At the 2020 parliamentary election, National Solidarity received 1.5% of the popular vote, placing nineteenth out of twenty-one participating lists, thus failing to attain representation.[4] Following its poor results in the election, the party underwent a formal reconstruction.[5] During this period, Rafael López Aliaga formally announced his candidacy for the presidency in the 2021 general election, stating that he intended to gather all possible support from the country's conservative circles.[6]
Under this new platform, López Aliaga announced the dissolution of National Solidarity, effectively re-founding the party under the name Popular Renewal, in October 2020.[7] Assuming the position of party president, he stated that the party is "re-founded with principles of solidarity and anchored in God, Christ."[8]
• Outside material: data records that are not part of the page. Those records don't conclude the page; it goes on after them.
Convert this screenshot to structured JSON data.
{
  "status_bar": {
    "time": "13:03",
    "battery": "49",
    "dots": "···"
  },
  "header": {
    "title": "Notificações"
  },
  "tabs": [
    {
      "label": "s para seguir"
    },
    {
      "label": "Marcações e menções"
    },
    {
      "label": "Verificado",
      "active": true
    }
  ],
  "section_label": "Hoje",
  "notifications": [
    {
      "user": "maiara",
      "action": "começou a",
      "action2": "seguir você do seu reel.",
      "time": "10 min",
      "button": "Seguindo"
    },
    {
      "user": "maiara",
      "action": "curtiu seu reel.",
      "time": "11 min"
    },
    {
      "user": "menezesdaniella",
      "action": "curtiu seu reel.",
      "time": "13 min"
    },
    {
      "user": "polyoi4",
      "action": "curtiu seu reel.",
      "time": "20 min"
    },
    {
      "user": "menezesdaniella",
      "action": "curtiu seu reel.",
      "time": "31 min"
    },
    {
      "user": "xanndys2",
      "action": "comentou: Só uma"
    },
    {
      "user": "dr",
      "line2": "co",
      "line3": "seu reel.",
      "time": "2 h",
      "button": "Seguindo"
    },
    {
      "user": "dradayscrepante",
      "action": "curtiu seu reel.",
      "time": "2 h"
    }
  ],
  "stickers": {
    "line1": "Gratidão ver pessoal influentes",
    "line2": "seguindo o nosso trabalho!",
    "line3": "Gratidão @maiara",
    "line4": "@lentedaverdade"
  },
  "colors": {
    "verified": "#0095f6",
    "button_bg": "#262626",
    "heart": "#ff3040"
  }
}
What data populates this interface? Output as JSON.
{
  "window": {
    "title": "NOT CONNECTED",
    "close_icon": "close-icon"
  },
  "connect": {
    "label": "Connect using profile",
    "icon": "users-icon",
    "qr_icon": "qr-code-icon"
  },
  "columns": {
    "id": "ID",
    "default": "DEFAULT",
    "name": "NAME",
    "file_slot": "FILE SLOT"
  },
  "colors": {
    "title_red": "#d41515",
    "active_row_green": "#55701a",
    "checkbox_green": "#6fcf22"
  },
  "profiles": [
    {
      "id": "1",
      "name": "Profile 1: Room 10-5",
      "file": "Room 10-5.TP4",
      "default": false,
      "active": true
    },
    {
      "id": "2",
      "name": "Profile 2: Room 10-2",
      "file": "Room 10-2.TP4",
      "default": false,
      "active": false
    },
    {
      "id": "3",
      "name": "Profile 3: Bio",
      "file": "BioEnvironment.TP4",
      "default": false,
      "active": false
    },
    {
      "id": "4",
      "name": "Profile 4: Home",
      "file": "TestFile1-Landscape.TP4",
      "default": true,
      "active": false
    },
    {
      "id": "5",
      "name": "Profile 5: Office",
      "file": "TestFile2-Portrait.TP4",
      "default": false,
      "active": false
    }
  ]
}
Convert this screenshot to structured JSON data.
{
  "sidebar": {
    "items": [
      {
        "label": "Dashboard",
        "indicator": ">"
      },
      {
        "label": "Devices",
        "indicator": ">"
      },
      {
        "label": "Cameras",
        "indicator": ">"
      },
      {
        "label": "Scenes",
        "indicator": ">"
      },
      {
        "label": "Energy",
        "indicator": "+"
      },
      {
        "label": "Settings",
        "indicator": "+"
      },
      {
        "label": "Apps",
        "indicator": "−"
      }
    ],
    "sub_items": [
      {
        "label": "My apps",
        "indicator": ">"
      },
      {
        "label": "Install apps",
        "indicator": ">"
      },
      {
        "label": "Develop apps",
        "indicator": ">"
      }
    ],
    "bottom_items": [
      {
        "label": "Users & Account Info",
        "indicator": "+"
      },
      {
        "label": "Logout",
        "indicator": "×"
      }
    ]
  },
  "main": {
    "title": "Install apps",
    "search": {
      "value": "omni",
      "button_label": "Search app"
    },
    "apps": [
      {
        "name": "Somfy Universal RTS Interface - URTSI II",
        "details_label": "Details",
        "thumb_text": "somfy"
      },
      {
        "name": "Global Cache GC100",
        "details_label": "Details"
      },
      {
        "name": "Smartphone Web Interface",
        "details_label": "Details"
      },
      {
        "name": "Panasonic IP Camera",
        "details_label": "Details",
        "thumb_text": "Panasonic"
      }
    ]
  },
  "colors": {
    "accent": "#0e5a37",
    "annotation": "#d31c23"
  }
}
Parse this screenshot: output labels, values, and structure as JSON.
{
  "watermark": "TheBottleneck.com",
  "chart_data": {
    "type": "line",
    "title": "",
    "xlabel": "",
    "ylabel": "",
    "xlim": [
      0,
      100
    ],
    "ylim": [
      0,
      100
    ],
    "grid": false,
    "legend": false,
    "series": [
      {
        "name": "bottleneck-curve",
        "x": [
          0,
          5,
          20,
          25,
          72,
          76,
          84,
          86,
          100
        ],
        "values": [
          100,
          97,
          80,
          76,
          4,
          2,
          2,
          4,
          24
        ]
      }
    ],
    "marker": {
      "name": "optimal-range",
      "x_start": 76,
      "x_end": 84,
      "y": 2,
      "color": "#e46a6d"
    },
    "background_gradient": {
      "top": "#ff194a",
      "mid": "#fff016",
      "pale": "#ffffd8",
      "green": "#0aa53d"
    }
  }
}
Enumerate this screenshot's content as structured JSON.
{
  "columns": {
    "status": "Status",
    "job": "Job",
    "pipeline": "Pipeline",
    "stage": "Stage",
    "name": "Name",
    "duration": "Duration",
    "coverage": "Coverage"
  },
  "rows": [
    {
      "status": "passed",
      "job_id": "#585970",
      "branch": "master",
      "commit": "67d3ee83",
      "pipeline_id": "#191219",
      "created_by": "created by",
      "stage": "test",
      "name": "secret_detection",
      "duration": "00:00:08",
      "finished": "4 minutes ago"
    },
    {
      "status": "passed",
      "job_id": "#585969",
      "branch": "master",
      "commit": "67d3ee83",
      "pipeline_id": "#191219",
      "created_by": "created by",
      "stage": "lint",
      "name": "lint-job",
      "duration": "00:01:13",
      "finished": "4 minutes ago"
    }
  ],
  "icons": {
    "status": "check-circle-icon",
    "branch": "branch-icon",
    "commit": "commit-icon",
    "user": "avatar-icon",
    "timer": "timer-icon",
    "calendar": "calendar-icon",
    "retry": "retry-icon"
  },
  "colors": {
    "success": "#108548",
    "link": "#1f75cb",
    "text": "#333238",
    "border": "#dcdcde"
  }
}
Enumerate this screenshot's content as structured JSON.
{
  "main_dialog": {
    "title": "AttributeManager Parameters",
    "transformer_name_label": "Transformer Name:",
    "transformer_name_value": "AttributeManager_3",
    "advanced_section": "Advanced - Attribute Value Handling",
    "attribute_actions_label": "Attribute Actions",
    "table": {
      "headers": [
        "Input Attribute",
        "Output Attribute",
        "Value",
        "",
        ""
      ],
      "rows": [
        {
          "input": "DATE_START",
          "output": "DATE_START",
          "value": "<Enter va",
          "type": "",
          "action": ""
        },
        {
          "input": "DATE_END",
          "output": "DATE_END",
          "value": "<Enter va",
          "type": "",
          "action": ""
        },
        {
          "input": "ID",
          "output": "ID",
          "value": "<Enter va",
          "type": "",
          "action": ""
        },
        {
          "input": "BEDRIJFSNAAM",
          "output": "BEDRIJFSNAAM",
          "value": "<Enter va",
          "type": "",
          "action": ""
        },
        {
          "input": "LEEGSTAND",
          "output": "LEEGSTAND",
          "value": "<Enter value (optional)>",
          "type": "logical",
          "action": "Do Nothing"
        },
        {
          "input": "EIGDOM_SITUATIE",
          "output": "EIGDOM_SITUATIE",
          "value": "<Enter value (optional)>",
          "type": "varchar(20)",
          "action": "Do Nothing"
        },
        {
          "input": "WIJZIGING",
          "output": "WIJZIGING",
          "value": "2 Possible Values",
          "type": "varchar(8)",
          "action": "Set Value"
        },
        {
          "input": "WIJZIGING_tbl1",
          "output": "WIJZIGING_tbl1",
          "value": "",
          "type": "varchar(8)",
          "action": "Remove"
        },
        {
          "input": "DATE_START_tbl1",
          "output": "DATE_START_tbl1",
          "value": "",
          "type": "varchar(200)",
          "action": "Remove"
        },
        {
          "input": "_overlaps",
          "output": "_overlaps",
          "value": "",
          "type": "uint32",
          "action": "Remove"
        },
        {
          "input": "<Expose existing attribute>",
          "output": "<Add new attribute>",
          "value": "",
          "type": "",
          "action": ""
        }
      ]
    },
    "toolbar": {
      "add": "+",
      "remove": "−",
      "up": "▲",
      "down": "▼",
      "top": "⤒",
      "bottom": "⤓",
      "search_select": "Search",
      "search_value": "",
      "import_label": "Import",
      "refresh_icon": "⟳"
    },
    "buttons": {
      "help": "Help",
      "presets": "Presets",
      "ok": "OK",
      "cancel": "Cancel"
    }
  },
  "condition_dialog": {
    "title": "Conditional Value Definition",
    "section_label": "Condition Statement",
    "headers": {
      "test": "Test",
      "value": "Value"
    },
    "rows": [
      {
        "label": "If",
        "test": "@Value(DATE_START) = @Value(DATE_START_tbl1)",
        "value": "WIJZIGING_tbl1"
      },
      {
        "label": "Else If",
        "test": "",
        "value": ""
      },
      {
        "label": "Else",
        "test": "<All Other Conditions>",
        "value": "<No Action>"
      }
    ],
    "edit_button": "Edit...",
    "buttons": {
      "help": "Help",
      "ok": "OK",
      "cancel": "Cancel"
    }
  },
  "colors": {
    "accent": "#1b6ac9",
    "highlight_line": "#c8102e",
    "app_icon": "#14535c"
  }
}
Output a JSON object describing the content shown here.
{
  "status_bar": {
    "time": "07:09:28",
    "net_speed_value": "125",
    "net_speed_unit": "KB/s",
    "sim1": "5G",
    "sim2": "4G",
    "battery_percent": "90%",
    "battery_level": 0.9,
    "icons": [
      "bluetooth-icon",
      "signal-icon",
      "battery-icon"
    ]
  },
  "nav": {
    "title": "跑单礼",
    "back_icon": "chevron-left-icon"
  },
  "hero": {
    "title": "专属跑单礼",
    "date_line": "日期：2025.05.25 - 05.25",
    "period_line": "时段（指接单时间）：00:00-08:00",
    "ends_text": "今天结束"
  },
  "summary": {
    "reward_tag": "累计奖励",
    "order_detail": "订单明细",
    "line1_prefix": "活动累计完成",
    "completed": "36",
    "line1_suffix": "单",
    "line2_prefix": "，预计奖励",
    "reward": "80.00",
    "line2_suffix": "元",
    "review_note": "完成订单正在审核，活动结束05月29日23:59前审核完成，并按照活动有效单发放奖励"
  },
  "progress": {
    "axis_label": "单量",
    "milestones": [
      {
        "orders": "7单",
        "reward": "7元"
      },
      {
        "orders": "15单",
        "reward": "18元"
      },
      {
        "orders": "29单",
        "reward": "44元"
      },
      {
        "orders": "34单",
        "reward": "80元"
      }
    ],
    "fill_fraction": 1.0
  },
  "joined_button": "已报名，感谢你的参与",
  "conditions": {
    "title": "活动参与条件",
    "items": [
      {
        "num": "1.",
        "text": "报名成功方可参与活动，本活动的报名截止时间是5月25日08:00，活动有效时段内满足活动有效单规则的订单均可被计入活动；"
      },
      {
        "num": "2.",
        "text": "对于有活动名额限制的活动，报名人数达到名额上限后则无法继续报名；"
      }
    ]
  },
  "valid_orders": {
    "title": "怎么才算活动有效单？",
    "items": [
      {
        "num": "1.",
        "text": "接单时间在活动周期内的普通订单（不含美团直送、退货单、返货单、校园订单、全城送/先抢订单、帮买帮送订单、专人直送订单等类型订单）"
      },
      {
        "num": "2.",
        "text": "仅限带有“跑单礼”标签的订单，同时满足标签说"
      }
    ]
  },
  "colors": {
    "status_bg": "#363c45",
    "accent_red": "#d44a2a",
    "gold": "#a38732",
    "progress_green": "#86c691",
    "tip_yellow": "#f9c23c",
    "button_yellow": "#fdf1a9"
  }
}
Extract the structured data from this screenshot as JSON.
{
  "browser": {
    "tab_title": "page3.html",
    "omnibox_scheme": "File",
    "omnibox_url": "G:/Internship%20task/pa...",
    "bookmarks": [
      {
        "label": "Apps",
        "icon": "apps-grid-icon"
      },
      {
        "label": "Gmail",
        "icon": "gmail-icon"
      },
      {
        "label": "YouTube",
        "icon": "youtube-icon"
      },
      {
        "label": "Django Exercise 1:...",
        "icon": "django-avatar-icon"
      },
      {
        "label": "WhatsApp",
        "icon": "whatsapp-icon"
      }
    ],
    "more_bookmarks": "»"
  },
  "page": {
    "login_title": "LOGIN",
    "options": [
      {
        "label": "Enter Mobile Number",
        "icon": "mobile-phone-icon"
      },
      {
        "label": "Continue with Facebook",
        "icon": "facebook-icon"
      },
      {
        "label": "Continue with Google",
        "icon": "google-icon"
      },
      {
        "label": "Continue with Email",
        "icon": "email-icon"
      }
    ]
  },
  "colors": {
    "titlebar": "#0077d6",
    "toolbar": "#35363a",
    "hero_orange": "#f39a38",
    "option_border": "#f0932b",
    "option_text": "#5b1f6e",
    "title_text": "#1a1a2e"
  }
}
The party's name-change was officially recognized in December 2020.[9] Simultaneously, López Aliaga was formally declared the party's presidential nominee for the 2021 general election, alongside Neldy Mendoza, chair of the Family and Life Institute, and Jorge Montoya, former Joint Command Chief, as his first and second running mates.[10] López Aliaga affirmed that there will be no alliances with other political parties for those elections,[11] he also announced that the proposals they give will be based on five axes: health, work, security, education and anti-corruption.[12]
On Election Day, Lopez Aliaga placed third in an race of 18 candidates, while in the congressional election, the party gained 13 seats being the third most voted party and the fifth largest force in Congress.
Its members in the Congress of Peru have been described as being part of a "far-right" bloc allied with Go on Country and Popular Force.[20] Internationally, the party has aligned with far-right groups, with Peruvian investigative journalism website OjoPúblico writing in an article discussing far-right alliances in the Americas that members of the far-right Spanish political party Vox travelled to Peru to obtain signatures for the anti-leftist manifesto known as the Madrid Charter, with Popular Renewal, along with the parties Go on Country of Hernando de Soto and Popular Force of Keiko Fujimori, signing the document.[21][22][23]
López Aliaga also opposed the secret effective collaboration agreement with the Odebrecht company, considering it a "harmful issue" for the Peruvian government.[24] He has also been against controversial businessmen such as José Graña and Jorge Barata.[25]